English Amiga Board

English Amiga Board (https://eab.abime.net/index.php)
-   Coders. Asm / Hardware (https://eab.abime.net/forumdisplay.php?f=112)
-   -   Fast tile flipping on CD32 (https://eab.abime.net/showthread.php?t=92873)

mcgeezer 31 May 2018 23:58

Fast tile flipping on CD32
 
Hi all,

Does anyone know if there are any system calls I can make on a CD32 platform that will take a graphical tile and flip it on the X, Y or both axis?

I have the CD32 developer documentation but for some reason I can't find anything specific to this Akiko chip and how to access it.

I want to take a 32x32 pixel tile and flip it.

Any help as always is really appreciated.

Geezer

ross 01 June 2018 08:06

Quote:

Originally Posted by mcgeezer (Post 1245833)
Does anyone know if there are any system calls I can make on a CD32 platform that will take a graphical tile and flip it on the X, Y or both axis?

Hi mcgeezer,
I do not know if it exists and in any case I imagine it would be slow..

Quote:

I want to take a 32x32 pixel tile and flip it.
The only fast thing that comes to my mind to make a flip around the y axis is through lockup table (8bit flip through a 256byte table and then shuffle positions or 16bit flip through a 64kwords table then swap) or much more convoluted and slow with the blitter.
Around the x axis is very simple with both the cpu and the blitter (modulo is your friend).

The alternative is to work completely in chunky, forgetting bitplanes and working only in bytes and then make the conversion with Akiko (that I have no idea how to program) or using one of the many chunky to planar routines available.
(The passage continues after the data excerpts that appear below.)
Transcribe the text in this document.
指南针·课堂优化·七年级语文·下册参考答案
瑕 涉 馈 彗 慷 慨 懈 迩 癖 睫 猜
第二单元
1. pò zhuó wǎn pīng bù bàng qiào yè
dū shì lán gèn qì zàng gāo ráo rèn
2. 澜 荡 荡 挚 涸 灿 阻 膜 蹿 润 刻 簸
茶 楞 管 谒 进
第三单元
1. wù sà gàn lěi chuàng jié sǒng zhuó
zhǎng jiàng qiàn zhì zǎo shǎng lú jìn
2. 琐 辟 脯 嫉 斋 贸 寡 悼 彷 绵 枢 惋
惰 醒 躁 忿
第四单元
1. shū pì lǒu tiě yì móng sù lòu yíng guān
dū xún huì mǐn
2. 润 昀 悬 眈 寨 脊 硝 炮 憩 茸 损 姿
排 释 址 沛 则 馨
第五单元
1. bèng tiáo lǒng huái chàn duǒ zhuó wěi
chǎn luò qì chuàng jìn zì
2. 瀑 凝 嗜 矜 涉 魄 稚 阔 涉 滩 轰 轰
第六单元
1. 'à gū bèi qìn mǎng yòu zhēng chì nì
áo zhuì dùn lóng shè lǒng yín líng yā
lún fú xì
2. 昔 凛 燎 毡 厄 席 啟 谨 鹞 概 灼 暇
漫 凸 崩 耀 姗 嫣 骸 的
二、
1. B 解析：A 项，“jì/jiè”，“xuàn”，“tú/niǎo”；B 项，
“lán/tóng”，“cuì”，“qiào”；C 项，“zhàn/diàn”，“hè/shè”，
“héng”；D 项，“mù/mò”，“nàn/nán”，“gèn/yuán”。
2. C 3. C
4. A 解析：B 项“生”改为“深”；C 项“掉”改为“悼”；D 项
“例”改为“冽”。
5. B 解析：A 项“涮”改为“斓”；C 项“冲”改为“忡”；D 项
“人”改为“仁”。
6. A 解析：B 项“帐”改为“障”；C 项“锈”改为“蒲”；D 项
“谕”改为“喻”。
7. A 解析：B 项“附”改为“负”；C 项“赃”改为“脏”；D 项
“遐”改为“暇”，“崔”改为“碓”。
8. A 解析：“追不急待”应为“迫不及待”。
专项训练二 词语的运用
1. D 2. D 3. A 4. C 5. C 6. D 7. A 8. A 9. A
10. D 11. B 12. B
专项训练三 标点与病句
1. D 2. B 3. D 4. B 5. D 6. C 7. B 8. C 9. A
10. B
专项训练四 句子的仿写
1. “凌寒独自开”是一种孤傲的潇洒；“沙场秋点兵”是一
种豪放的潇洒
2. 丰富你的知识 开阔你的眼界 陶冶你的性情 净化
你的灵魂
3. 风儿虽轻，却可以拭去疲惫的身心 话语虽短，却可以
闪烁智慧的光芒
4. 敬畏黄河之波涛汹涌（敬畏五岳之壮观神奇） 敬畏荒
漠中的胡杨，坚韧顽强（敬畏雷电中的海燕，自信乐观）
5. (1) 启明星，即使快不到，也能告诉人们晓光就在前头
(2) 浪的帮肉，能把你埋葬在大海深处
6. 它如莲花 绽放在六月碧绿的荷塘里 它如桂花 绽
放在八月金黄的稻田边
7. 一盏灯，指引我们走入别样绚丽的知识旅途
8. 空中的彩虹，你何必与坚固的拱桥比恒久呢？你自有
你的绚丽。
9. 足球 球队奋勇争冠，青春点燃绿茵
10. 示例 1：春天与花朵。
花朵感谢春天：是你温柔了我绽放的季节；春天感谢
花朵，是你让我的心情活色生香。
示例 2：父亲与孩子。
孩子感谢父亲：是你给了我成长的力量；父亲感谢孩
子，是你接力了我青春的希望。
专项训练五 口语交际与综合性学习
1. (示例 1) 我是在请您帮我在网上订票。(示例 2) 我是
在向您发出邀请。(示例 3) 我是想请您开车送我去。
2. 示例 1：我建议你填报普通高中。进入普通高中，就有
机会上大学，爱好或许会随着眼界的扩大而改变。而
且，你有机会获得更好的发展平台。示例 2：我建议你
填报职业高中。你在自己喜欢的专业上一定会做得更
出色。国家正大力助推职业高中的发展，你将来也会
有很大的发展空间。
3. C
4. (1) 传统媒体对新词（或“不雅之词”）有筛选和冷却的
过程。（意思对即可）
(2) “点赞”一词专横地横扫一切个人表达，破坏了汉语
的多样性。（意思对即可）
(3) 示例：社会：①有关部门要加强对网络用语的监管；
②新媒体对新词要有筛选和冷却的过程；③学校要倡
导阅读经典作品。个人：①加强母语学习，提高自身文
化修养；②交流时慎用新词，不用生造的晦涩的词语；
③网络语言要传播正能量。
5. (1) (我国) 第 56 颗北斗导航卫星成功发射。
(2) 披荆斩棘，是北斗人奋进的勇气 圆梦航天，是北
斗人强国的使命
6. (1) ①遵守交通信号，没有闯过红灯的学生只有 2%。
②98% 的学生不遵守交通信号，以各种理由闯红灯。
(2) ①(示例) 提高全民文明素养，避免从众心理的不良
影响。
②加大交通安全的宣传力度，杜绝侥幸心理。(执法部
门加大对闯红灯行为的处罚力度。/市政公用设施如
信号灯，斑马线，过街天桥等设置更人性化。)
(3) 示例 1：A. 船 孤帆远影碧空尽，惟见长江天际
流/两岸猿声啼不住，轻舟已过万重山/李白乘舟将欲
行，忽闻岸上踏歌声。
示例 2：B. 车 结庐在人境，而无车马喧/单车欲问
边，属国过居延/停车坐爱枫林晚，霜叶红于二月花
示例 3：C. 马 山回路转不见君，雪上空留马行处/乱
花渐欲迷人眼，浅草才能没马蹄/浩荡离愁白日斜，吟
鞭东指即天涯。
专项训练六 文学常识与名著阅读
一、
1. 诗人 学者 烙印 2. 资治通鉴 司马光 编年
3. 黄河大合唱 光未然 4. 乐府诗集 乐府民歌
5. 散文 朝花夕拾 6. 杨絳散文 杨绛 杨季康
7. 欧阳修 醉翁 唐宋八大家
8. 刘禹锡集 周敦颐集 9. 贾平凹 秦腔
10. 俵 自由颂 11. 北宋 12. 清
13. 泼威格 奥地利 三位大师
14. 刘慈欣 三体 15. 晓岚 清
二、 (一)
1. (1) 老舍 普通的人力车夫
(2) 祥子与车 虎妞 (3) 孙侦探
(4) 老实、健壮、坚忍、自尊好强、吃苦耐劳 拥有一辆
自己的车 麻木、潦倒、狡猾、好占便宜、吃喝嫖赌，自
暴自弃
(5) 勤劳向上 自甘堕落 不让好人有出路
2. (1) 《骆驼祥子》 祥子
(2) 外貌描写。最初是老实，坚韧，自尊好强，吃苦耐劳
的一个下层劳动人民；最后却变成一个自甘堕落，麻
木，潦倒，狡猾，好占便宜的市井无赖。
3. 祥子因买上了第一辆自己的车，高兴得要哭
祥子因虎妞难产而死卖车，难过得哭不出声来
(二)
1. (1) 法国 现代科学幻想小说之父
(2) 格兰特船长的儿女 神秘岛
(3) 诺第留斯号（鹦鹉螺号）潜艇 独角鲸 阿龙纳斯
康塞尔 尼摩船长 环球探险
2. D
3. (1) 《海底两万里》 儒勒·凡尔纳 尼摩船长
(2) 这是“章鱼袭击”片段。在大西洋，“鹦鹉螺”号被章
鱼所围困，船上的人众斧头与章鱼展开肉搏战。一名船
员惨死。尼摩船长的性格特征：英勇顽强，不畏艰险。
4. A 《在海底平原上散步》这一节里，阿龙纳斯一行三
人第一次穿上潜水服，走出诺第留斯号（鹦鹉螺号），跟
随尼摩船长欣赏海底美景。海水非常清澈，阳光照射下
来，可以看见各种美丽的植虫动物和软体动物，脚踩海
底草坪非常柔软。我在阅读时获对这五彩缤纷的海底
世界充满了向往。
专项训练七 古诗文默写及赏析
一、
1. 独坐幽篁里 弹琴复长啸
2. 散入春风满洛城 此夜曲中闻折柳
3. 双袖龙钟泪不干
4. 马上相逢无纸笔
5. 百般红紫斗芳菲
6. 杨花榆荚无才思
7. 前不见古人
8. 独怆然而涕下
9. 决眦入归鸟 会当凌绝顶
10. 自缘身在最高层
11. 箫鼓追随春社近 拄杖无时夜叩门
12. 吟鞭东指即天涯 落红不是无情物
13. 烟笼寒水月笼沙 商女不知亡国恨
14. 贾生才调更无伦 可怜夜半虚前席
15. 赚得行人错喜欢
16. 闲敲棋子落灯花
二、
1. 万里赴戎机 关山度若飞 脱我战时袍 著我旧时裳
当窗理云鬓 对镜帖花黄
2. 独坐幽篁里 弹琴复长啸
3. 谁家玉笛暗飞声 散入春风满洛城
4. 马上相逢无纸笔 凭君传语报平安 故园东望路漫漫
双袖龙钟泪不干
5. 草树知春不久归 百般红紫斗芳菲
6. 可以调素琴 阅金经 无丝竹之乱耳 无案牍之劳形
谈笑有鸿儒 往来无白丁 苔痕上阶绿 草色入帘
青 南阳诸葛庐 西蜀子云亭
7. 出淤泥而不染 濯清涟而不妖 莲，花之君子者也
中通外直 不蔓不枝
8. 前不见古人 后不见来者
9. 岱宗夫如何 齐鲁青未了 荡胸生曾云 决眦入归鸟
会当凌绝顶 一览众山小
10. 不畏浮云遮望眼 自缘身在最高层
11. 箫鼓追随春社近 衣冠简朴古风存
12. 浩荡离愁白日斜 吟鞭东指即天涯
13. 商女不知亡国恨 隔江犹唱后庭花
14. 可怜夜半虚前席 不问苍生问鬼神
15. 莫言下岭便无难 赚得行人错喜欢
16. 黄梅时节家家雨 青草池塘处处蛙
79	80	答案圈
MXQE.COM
Obviously the fastest thing is to use double the memory (or the triple if you want also the composite flips) with different copies of the same tile :D

hooverphonique 01 June 2018 09:42

Quote:

Originally Posted by mcgeezer (Post 1245833)
Hi all,

Does anyone know if there are any system calls I can make on a CD32 platform that will take a graphical tile and flip it on the X, Y or both axis?

I have the CD32 developer documentation but for some reason I can't find anything specific to this Akiko chip and how to access it.

I want to take a 32x32 pixel tile and flip it.

Any help as always is really appreciated.

Geezer

Akiko only does transformation from chunky to planar (wrt data transformation).

Thorham 01 June 2018 16:31

Quote:

Originally Posted by ross (Post 1245867)
The only fast thing that comes to my mind to make a flip around the y axis is through lockup table (8bit flip through a 256byte table and then shuffle positions or 16bit flip through a 64kwords table then swap) or much more convoluted and slow with the blitter.

Perhaps this:

This code is wrong, see my post below for corrected version.

Code:

  move.l  #$55555555,d1
  eor.l    d0,d1
  eor.l    d1,d0
  add.l    d1,d1
  lsr.l    #1,d0
  or.l    d1,d0
 
  move.l  #$33333333,d1
  eor.l    d0,d1
  eor.l    d1,d0
  lsl.l    #2,d1
  lsr.l    #2,d0
  or.l    d1,d0

  move.l  #$0f0f0f0f,d1
  eor.l    d0,d1
  eor.l    d1,d0
  lsl.l    #4,d1
  lsr.l    #4,d0
  or.l    d1,d0

  rol.w    #8,d0
  swap    d0
  rol.w    #8,d0


mcgeezer 01 June 2018 16:53

3 Attachment(s)
Thanks for the suggestions guys, I guess i'm looking at doing it with the CPU.

There a couple of reasons I can't use memory, one being capacity and two complications.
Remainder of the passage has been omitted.